Nature Communications thanks Wei Gao, Charles Geier, and Alexis Brieant for their contribution to the peer review of this work. A peer review file is available.

Data availability

The derived neural and behavioral data (processed and aggregated final data in CSV form) that can be used to replicate the findings have been deposited in Github (https://zenodo.org/doi/10.5281/zenodo.12785442). The deidentified data (metric outputs from imaging data after preprocessing and labeled spreadsheets) from the eLABE sample will be deposited into the NIMH Data Archive repository upon conclusion of the longitudinal portion of the study, as per NIH rules and regulations.

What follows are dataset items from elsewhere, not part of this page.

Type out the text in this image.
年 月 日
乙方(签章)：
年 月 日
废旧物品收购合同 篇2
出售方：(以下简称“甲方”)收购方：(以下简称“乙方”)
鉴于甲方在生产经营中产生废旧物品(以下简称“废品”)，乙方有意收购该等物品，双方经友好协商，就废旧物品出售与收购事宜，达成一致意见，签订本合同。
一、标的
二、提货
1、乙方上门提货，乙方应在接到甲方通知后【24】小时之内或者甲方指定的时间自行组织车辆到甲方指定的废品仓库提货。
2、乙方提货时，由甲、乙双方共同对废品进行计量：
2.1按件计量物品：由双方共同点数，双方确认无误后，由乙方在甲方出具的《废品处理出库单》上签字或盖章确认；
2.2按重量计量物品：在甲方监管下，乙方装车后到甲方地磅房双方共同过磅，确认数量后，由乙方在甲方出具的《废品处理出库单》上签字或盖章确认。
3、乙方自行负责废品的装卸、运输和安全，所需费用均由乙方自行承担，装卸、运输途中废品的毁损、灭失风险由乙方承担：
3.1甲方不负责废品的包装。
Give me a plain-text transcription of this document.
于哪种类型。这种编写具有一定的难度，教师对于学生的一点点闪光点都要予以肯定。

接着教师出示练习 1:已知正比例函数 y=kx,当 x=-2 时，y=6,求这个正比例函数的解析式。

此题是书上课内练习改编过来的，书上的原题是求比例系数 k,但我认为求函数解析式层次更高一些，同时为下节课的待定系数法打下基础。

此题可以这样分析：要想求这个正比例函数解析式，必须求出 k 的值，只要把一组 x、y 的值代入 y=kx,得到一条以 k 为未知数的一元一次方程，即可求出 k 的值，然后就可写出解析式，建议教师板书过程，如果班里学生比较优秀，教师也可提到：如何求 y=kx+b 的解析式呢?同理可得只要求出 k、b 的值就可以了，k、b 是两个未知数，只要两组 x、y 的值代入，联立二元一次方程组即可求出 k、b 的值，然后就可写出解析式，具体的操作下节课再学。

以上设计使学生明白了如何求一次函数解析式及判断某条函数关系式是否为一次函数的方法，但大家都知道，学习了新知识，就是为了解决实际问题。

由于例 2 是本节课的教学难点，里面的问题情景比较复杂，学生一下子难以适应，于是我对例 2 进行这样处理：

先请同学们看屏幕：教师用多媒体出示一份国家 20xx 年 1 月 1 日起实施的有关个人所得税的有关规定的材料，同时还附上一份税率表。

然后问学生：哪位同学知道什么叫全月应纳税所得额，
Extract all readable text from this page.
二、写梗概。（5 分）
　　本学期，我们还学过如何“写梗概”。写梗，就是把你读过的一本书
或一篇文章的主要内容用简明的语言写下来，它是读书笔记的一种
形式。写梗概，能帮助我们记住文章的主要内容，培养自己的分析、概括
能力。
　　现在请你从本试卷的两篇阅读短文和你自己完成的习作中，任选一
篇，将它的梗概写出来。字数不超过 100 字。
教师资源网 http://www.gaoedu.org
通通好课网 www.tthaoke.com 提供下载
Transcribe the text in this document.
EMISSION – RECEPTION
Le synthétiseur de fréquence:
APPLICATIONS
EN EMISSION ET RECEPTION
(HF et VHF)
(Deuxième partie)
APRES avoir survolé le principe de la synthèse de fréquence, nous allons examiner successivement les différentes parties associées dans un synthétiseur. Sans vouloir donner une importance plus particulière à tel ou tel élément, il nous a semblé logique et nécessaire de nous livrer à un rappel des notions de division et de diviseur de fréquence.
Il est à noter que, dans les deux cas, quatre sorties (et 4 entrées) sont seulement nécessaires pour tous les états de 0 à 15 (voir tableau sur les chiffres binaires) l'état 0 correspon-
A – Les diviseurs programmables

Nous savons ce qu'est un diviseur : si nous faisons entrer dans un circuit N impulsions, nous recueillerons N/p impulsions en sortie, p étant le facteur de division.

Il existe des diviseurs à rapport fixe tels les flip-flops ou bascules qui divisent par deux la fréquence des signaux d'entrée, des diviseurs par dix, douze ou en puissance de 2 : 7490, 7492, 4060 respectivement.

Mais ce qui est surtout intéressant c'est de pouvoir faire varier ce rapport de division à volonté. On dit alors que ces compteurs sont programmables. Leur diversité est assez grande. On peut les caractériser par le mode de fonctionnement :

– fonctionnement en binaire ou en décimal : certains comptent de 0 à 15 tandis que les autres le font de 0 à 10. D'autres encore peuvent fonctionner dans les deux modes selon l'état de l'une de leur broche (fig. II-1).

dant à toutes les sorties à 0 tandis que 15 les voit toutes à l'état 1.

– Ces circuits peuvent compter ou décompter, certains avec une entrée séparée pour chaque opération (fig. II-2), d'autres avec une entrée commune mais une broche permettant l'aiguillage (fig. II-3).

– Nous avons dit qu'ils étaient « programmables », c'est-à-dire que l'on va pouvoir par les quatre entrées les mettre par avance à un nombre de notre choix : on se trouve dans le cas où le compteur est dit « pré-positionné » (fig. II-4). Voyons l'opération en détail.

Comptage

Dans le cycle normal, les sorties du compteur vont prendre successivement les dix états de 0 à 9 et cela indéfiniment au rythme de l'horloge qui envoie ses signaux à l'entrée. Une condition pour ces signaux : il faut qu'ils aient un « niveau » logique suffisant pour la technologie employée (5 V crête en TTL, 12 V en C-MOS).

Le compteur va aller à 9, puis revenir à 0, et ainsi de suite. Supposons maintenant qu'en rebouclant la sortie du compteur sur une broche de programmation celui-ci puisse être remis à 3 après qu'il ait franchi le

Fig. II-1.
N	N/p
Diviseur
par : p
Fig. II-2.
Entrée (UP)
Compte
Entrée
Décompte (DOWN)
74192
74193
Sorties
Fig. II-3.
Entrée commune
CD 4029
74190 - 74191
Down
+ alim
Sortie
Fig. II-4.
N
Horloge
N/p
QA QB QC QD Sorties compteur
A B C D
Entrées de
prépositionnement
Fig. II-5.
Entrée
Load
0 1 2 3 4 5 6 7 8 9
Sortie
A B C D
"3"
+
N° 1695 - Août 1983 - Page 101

Study analyses additionally made use of publicly available cortical atlases, including the Gordon 333-region parcellation (https://balsa.wustl.edu/2Vm69) and the sensorimotor-association axis (https://pennlinc.github.io/S-A_ArchetypalAxis/).

Code availability

All statistical analyses were conducted in R4.1.2 (https://www.r-project.org/) and MATLAB R2021b. Functions from the Brain Connectivity Toolbox¹²³ were used to calculate measures of network segregation and integration. Freely available MATLAB code from https://github.com/mychan24/system_matrix_tools was used to calculate system segregation. Surfaces and regional effects were shown on cortical surfaces generated by MCRIB using the cifti and ciftiTools packages¹⁴⁶ and Connectome Workbench 7.2. Code for all analyses presented here is publicly available at https://github.com/utooley/Tooley2023_prenatal_env_cortical_network_dev, and has been deposited into Zenodo¹⁴⁷.

Competing interests

The authors declare no competing interests.

Supplementary information

The online version contains supplementary material available at 10.1038/s41467-024-52242-4.